Available Projects (Summer 2022)
The following projects are currently available in the Seascape Ecology lab, and open to current or new MS Marine Science & MS Marine Biology students at Nova Southeastern University. Data for the following projects are already available, and you will work with Zan Milligan and other lab members to learn the necessary tools and techniques as you go. The list is updated regularly as new opportunities and datasets become available, so check back often if you're interested:
CORE TOPIC: DEEP-PELAGIC FAUNA OF THE GULF OF MEXICO
The Deepwater Horizon Oil Spill (DWHOS; April 2010) was a globally unprecedented event, which released an estimated 5 million barrels of crude oil into the deep waters of the Gulf of Mexico from a depth of 1500 m. With extremely limited pre-spill data for the deep-pelagic realm, DWHOS has prompted a decade of extensive research efforts to better understand the dynamic structure, function, and potential vulnerability of the deep-living fauna to disturbance. Nonetheless, we still have many unanswered questions, and there is a need to develop better predictive tools that are applicable to the future management of pelagic ecosystems. Some potential project topics are provided below:
3D Species Distribution Maps
Understanding where different species live, and the abiotic, biotic and spatial processes that drive observed changes in pelagic fishes is key to improving our predictions of future ecosystem states. Using the DEEPEND abundance, biomass and length biotic data and metadata, there are extensive opportunities to develop models describing the horizontal and vertical distribution patterns and occurrences of key taxa in relation to major oceanographic features and abiotic variables, changes through time, and life history patterns. Similarly, understanding and comparing the strengths and weaknesses of different analytical tools (e.g., GAMMs vs. Random Forests vs. MAXENT) will provide valuable insight when planning future offshore surveys both within the Gulf of Mexico and beyond.
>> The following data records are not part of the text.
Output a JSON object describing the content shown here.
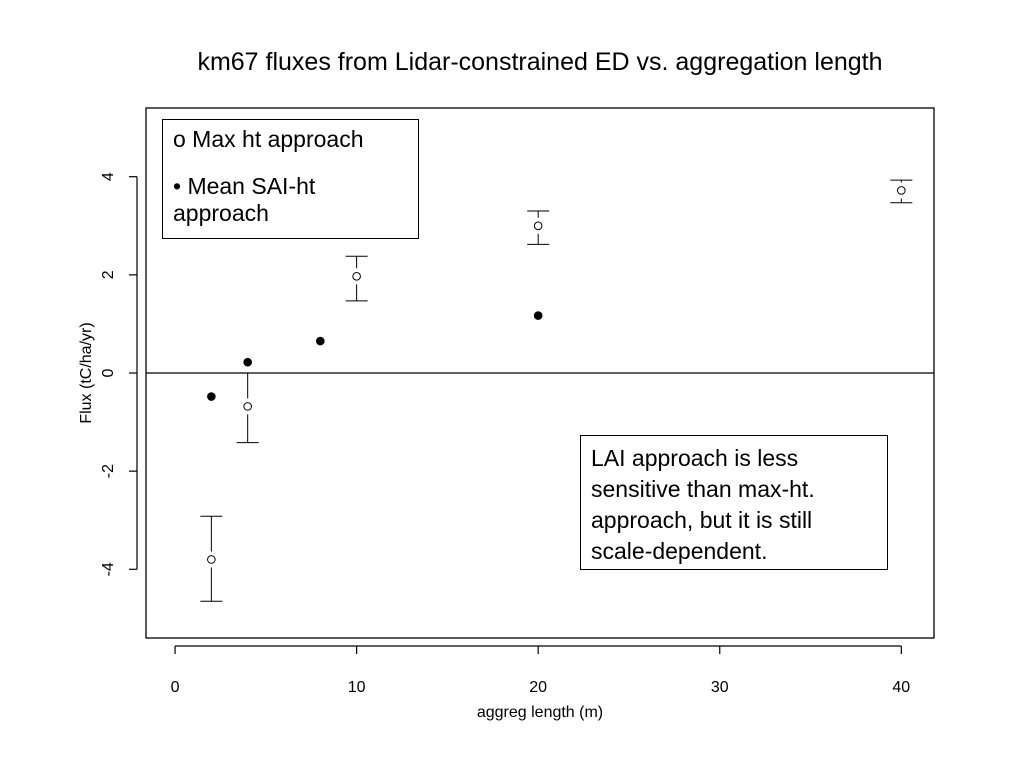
{
  "chart_data": {
    "type": "scatter",
    "title": "km67 fluxes from Lidar-constrained ED vs. aggregation length",
    "xlabel": "aggreg length (m)",
    "ylabel": "Flux (tC/ha/yr)",
    "xlim": [
      -1.6,
      41.8
    ],
    "ylim": [
      -5.4,
      5.4
    ],
    "x_ticks": [
      0,
      10,
      20,
      30,
      40
    ],
    "y_ticks": [
      -4,
      -2,
      0,
      2,
      4
    ],
    "reference_line_y": 0,
    "grid": false,
    "series": [
      {
        "name": "Max ht approach",
        "marker": "open-circle",
        "points": [
          {
            "x": 2,
            "y": -3.8,
            "err_low": -4.65,
            "err_high": -2.92
          },
          {
            "x": 4,
            "y": -0.68,
            "err_low": -1.42,
            "err_high": 0.0
          },
          {
            "x": 10,
            "y": 1.97,
            "err_low": 1.47,
            "err_high": 2.38
          },
          {
            "x": 20,
            "y": 3.0,
            "err_low": 2.62,
            "err_high": 3.3
          },
          {
            "x": 40,
            "y": 3.72,
            "err_low": 3.47,
            "err_high": 3.93
          }
        ]
      },
      {
        "name": "Mean SAI-ht approach",
        "marker": "filled-circle",
        "points": [
          {
            "x": 2,
            "y": -0.48
          },
          {
            "x": 4,
            "y": 0.22
          },
          {
            "x": 8,
            "y": 0.65
          },
          {
            "x": 20,
            "y": 1.17
          }
        ]
      }
    ]
  },
  "legend": {
    "line1": "o Max ht approach",
    "line2": "• Mean SAI-ht approach"
  },
  "note": {
    "lines": [
      "LAI approach is less",
      "sensitive than max-ht.",
      "approach, but it is still",
      "scale-dependent."
    ]
  }
}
Quantifying Carbon Flux through the Water Column
Carbon sequestration is one of the major ecosystem services provided by migratory mesopelagic taxa, with an estimated global annual value of $300 - 900 billion USD. Quantifying the spatial and temporal patterns of carbon flux within the Gulf of Mexico in relation to major abiotic variables and known ontogenetic changes in vertical distribution patterns. Better understanding of the relative importance of different taxa in different oceanic regions will allow for better management decisions to be made when valuing marine resources for exploitation or conservation.
Biodiversity patterns of Deep-Pelagic Fishes
The deep Gulf of Mexico contains a highly diverse fauna, however relatively little is understood about the drivers and stability of that biodiversity through time. There is scope to use our existing datasets to further examine changing patterns of biodiversity in the fishes of the Gulf of Mexico, and/or for Capstone projects examining the theoretical bases for the creation of high levels of biodiversity within the highly dynamic, and highly connected deep-pelagic realm, and what the potential importance of rare species may be.
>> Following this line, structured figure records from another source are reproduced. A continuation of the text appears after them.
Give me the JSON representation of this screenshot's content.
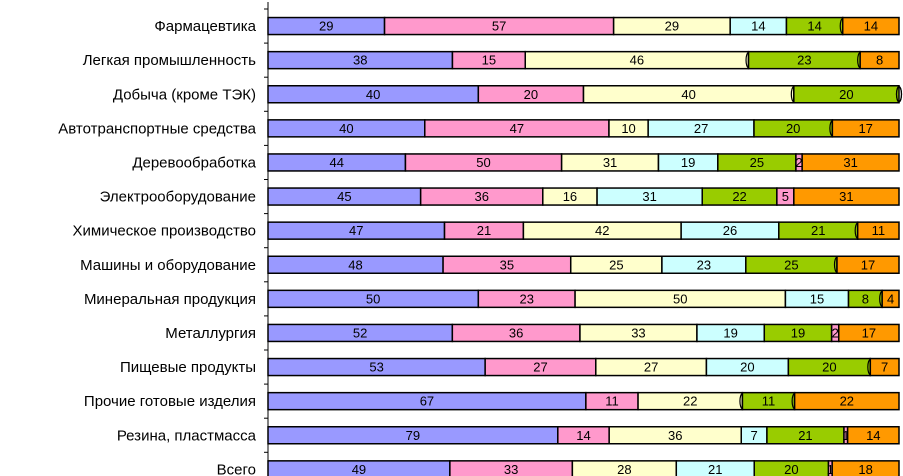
{
  "chart_data": {
    "type": "bar",
    "orientation": "horizontal",
    "stacked": true,
    "title": "",
    "xlabel": "",
    "ylabel": "",
    "legend": "none",
    "grid": false,
    "categories": [
      "Фармацевтика",
      "Легкая промышленность",
      "Добыча (кроме ТЭК)",
      "Автотранспортные средства",
      "Деревообработка",
      "Электрооборудование",
      "Химическое производство",
      "Машины и оборудование",
      "Минеральная продукция",
      "Металлургия",
      "Пищевые продукты",
      "Прочие готовые изделия",
      "Резина, пластмасса",
      "Всего"
    ],
    "series": [
      {
        "color": "#9999ff",
        "values": [
          29,
          38,
          40,
          40,
          44,
          45,
          47,
          48,
          50,
          52,
          53,
          67,
          79,
          49
        ]
      },
      {
        "color": "#ff99cc",
        "values": [
          57,
          15,
          20,
          47,
          50,
          36,
          21,
          35,
          23,
          36,
          27,
          11,
          14,
          33
        ]
      },
      {
        "color": "#ffffcc",
        "values": [
          29,
          46,
          40,
          10,
          31,
          16,
          42,
          25,
          50,
          33,
          27,
          22,
          36,
          28
        ]
      },
      {
        "color": "#ccffff",
        "values": [
          14,
          0,
          0,
          27,
          19,
          31,
          26,
          23,
          15,
          19,
          20,
          0,
          7,
          21
        ]
      },
      {
        "color": "#99cc00",
        "values": [
          14,
          23,
          20,
          20,
          25,
          22,
          21,
          25,
          8,
          19,
          20,
          11,
          21,
          20
        ]
      },
      {
        "color": "#ff99cc",
        "values": [
          0,
          0,
          0,
          0,
          2,
          5,
          0,
          0,
          0,
          2,
          0,
          0,
          1,
          1
        ]
      },
      {
        "color": "#ff9900",
        "values": [
          14,
          8,
          0,
          17,
          31,
          31,
          11,
          17,
          4,
          17,
          7,
          22,
          14,
          18
        ]
      }
    ]
  }
}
Functional Ecology of Deep-Pelagic Fishes
These projects focus on developing and identifying proxy measures that may be useful in predicting the functional roles of deep-pelagic fishes in the deep Gulf of Mexico, drawing on ecological lessons from fields such as metabolic theory, size spectrum analyses, and morphometry and shape analyses.
Size Spectrum Analyses (Population & Assemblage level)
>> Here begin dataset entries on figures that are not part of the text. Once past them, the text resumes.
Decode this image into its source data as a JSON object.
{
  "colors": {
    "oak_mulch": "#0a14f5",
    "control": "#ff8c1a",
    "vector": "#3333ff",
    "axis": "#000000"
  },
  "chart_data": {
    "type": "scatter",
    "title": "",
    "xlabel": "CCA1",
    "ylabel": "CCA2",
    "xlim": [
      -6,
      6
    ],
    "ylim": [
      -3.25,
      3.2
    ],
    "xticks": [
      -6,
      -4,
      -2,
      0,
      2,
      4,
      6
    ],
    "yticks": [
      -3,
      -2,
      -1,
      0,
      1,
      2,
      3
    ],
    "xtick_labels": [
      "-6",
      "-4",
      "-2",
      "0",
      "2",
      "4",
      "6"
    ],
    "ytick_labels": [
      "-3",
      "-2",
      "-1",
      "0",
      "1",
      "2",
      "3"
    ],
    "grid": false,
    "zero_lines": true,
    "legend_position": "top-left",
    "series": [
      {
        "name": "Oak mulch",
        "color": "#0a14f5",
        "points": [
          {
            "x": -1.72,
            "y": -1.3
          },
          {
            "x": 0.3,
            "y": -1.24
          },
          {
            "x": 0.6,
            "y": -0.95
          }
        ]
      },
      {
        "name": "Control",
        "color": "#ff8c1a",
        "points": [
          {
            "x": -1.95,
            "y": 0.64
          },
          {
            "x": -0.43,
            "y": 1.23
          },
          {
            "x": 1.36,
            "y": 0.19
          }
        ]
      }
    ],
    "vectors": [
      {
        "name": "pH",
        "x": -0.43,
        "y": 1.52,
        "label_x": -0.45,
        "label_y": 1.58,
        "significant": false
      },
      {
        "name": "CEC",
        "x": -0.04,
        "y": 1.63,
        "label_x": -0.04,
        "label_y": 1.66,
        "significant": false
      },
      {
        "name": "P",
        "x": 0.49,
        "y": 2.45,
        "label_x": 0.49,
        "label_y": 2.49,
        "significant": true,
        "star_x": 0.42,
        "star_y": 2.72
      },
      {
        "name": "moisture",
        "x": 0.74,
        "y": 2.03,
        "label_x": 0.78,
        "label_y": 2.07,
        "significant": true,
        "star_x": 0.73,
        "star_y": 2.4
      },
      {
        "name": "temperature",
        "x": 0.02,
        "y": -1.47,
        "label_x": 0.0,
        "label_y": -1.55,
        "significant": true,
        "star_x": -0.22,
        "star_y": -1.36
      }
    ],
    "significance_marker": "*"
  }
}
Marine pelagic assemblages are strongly structured by body size which in turn is strongly linked to the metabolic theory of ecology. Given the relative lack of information regarding functional and life-history traits in most deep-living fauna, proxy measures such as body size offer a potentially valuable, easy-to-obtain metric for assessing changes in assemblage or population structures over time or in response to changing conditions or human impacts. However, while these tools have been successfully used to examine the effects of coastal fisheries impacts, it is not clear how they may be applied to deep-pelagic systems more generally. Within this topic area, projects are available to address these data gaps, including:
What data are needed to accurately determine the size structure of the fish fauna? Do sampling and storage (e.g., fixation) methods affect comparisons? Can we correct for sampling effects?
How does the size-structure of the fish assemblage / population vary over time / with depth / in relation to major environmental features in the Gulf of Mexico? Do the observed patterns match theoretical predictions?
Do different gear types (i.e., high-speed rope trawl vs. MOCNESS) produce consistent results?
Computer-Aided Image Classification of Micronekton
Through the DEEPEND project, we have amassed the largest collection of deep-living pelagic fishes in the world, but identifying the fauna from this highly speciose region requires extensive taxonomic expertise. In this project, we aim to build a photographic library of specimens, using Prof. Sutton's extensive specimen collection which is housed at Nova Southeastern University. Through this project, we will explore the potential for computer-assisted identification tools to aid in the process specimen identification for future resource management efforts, and to identify the benefits and limitations of such an approach.